Dallas Stars

The growth of hockey in DFW: Youth participation, fan culture, and the future

Hockey in Dallas-Fort Worth has grown from a curiosity to a legitimate part of the sports culture. Here is the data behind the growth.

Youth hockey participation (source: USA Hockey annual registration data):

  • 1993 (Stars arrive in Dallas): approximately 2,000 registered youth players in Texas
  • 2000 (post-Cup): approximately 8,000
  • 2010: approximately 11,000
  • 2020: approximately 14,500
  • 2025: approximately 18,000

Texas is now the 7th-largest state for youth hockey registration despite having no natural ice. Source: USA Hockey.

Rink infrastructure: DFW has 12 ice rinks, up from 3 in 1993. Key facilities include:

  • StarCenter (multiple locations) — Stars-affiliated rinks in Frisco, McKinney, Mansfield, Euless, Richardson, and Farmers Branch
  • Dr Pepper Arena (Frisco) — home of the Allen Americans (ECHL)
  • Children's Health StarCenter (Plano)

The StarCenter network is the backbone of hockey development in DFW. These facilities offer public skating, youth leagues, adult leagues, and figure skating. Source: StarCenters.com.

Adult hockey: Adult recreational hockey leagues in DFW have waiting lists. The StarCenter adult leagues have over 1,500 registered players across multiple skill levels. The demand for ice time exceeds supply. Source: StarCenter league registration data.

Fan culture evolution: Stars attendance has averaged 96%+ capacity at AAC over the past 3 seasons. The broadcast ratings for Stars games on the local RSN have increased 22% since 2020. Source: Nielsen local ratings data.

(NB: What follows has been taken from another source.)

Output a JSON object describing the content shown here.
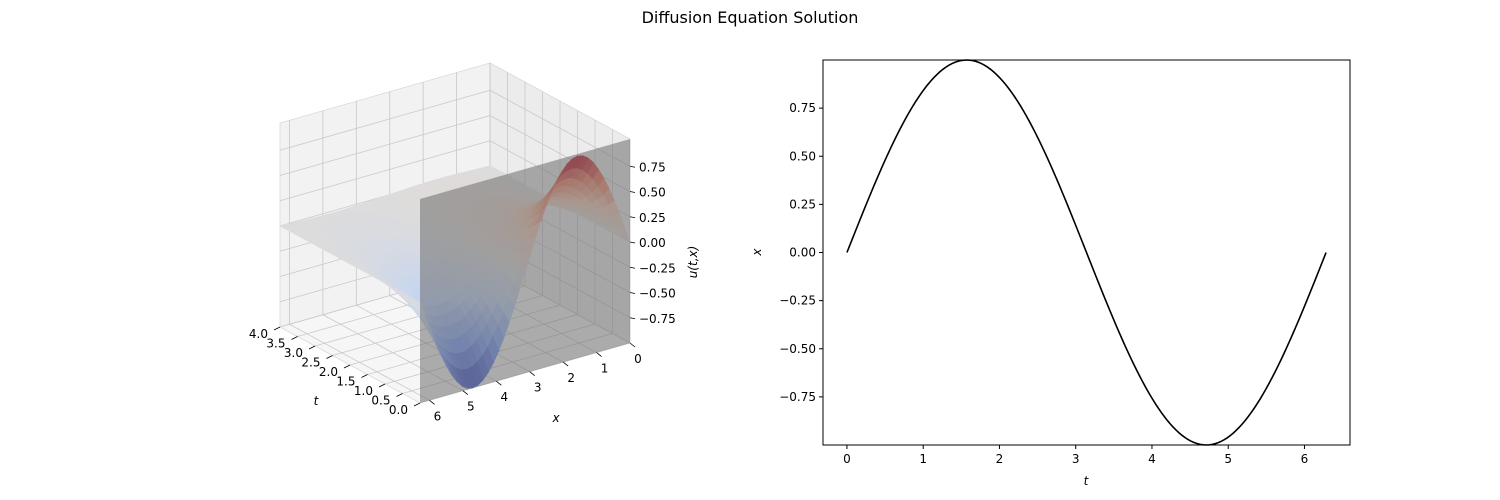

The future: The Stars' bid for a new practice facility in the Frisco area would add ice sheets and further expand development infrastructure. Youth hockey in Texas is projected to reach 25,000 registered players by 2030 at current growth rates.

Sources:

  • USA Hockey — annual registration reports
  • StarCenters.com — facility information
  • Nielsen — local broadcast ratings
  • Dallas Stars official attendance figures
Community ReportAutomatedSource: Community ReportPublished: Apr 4, 2026, 1:27 AM

5 Comments

Texas being the 7th-largest state for youth hockey is a stat that would have been laughable in 1993. The Stars franchise deserves enormous credit for investing in grassroots development rather than just focusing on the NHL product.

96% capacity at AAC is near-sellout territory. For a sport that was a novelty 30 years ago, that is a testament to the fanbase. Dallas is a hockey city now. Not just a football city.

I started playing adult league hockey at StarCenter in McKinney 3 years ago. The wait list was 4 months. That tells you everything about demand. DFW wants more ice.

My son plays youth hockey at StarCenter Frisco. The level of play has improved dramatically even in the 5 years since he started. These kids are getting legitimate development and some will play college hockey.

Going from 2,000 youth players to 18,000 in 30 years is remarkable growth. In a state with no natural ice and no hockey tradition, the Stars organization built this from nothing. The StarCenter investment was critical.